I felt good. I had energy. I planted myself. I could hear myself being heard. I took my time. I didn’t have one Charles; that was a problem. But things were great. Things were not supposed to be going great, but they did.

So I left the audition all bushy tailed and giddy, not that I would be getting a role, but because things that aren’t really supposed to happen happened.

I went to the soccer game with the softball team. At half time, the Gryphons were up 6-1; a nice surprise when you’re told that SLC athletics stink. Watching though, there were things that I, who know very little about soccer, could point out that the other team did wrong, like not running to the ball. There was one fabulous goal on our team made from way too far away to be realistic but somehow went in. That was great.

The game ended 9-1, but I didn’t see the ending because I got a phone call from “General Auditions.”

They told me to come back for callbacks at 5:00.

Some things just aren’t supposed to happen; that’s one of those things.

I had the urge to tell everyone, like I got some incredible, unattainable job offer.

There was still a slight problem: it was 4:30. There was no way that my ride, the “Fan Van” was gonna leave the game early.

By chance, just as I was walking back into the fairly empty student section, three Seniors were leaving. So…I did what only the brave first years do…

“Hey, are you going back to campus? Yeah? I just got a call back for 5:00; is there any way I could get a ride?”

And their response was only one that only generous seniors give: “Sure!”

So I rode back to campus with three seniors. The driving was probably questionable. One of them just left in the middle of the road. The other two kindly dropped me off on campus. I raced up to the theater auditorium: not out of time pressure, but out of glee.

As I sat in the callback session, it occurred to me that the best outcome of today would be to audition, get a callback, and then not get a part. That way, I could say that I got a callback, gain all of the “experience,” and then not have the commitment of having a part my first semester of college.

So I went to my callback, where I learned that I was called back for a surrealist piece written by a grad student at Hipster College. There would be masks. There would also be a small cast.
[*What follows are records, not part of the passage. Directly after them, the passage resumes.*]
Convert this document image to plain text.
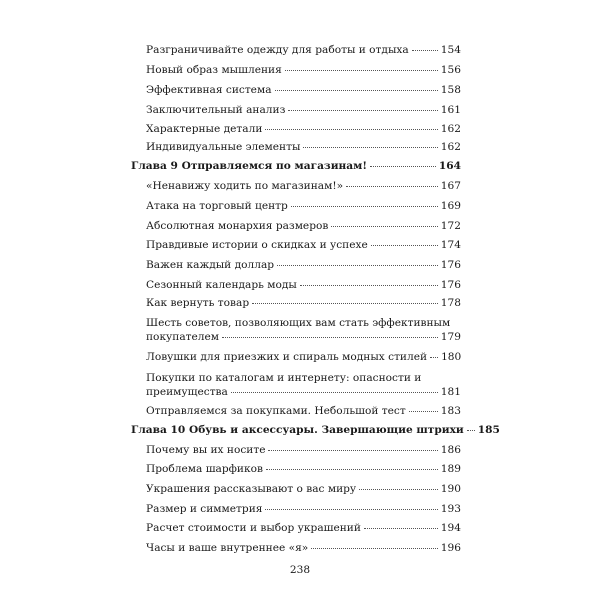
Разграничивайте одежду для работы и отдыха	154
Новый образ мышления	156
Эффективная система	158
Заключительный анализ	161
Характерные детали	162
Индивидуальные элементы	162
Глава 9 Отправляемся по магазинам!	164
«Ненавижу ходить по магазинам!»	167
Атака на торговый центр	169
Абсолютная монархия размеров	172
Правдивые истории о скидках и успехе	174
Важен каждый доллар	176
Сезонный календарь моды	176
Как вернуть товар	178
Шесть советов, позволяющих вам стать эффективным
покупателем	179
Ловушки для приезжих и спираль модных стилей 180
Покупки по каталогам и интернету: опасности и
преимущества	181
Отправляемся за покупками. Небольшой тест	183
Глава 10 Обувь и аксессуары. Завершающие штрихи 185
Почему вы их носите	186
Проблема шарфиков	189
Украшения рассказывают о вас миру	190
Размер и симметрия	193
Расчет стоимости и выбор украшений	194
Часы и ваше внутреннее «я»	196
238
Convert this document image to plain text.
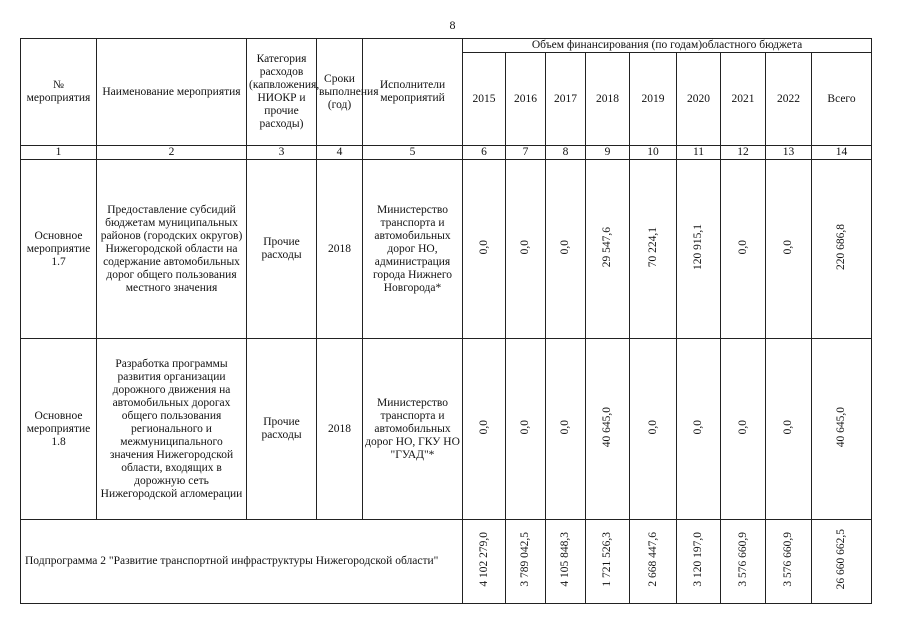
8
№ мероприятия	Наименование мероприятия	Категория расходов (капвложения, НИОКР и прочие расходы)	Сроки выполнения (год)	Исполнители мероприятий	Объем финансирования (по годам)областного бюджета								
					2015	2016	2017	2018	2019	2020	2021	2022	Всего
1	2	3	4	5	6	7	8	9	10	11	12	13	14
Основное мероприятие 1.7	Предоставление субсидий бюджетам муниципальных районов (городских округов) Нижегородской области на содержание автомобильных дорог общего пользования местного значения	Прочие расходы	2018	Министерство транспорта и автомобильных дорог НО, администрация города Нижнего Новгорода*	0,0	0,0	0,0	29 547,6	70 224,1	120 915,1	0,0	0,0	220 686,8
Основное мероприятие 1.8	Разработка программы развития организации дорожного движения на автомобильных дорогах общего пользования регионального и межмуниципального значения Нижегородской области, входящих в дорожную сеть Нижегородской агломерации	Прочие расходы	2018	Министерство транспорта и автомобильных дорог НО, ГКУ НО "ГУАД"*	0,0	0,0	0,0	40 645,0	0,0	0,0	0,0	0,0	40 645,0
Подпрограмма 2 "Развитие транспортной инфраструктуры Нижегородской области"					4 102 279,0	3 789 042,5	4 105 848,3	1 721 526,3	2 668 447,6	3 120 197,0	3 576 660,9	3 576 660,9	26 660 662,5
The callback sheet for the play was two pages long, and most of the kids on the list had callbacks to multiple shows. No, this callback was not like some incredible, unattainable job offer, but it still filled me with glee. Getting a part would be like some incredible, unattainable job offer, one that I really didn’t think I could handle.

I believe my ideal situation will come to be, since I was dismissed from the session half-an-hour in. I wasn’t disappointed; in fact, as I watched other girls try scenes and roles, there were some who fit the glove perfectly, whom I look forward to watching when I go see this play. I think I have some experience to gain before I’m ready for surrealist work or Peer Gynt.


So am I excluded from the theater department then? No! I’m totally roped in! With my first year seminar course and my Acting Workshop, not to mention those 50 tech-hours, I’m getting my hands dirty right away. But it’s the good kind of  metaphorical dirty. 

ENDNOTES
I'm sure you're not disappointed by the fact that there are no end notes, since this was 3.2 pages on Microsoft word.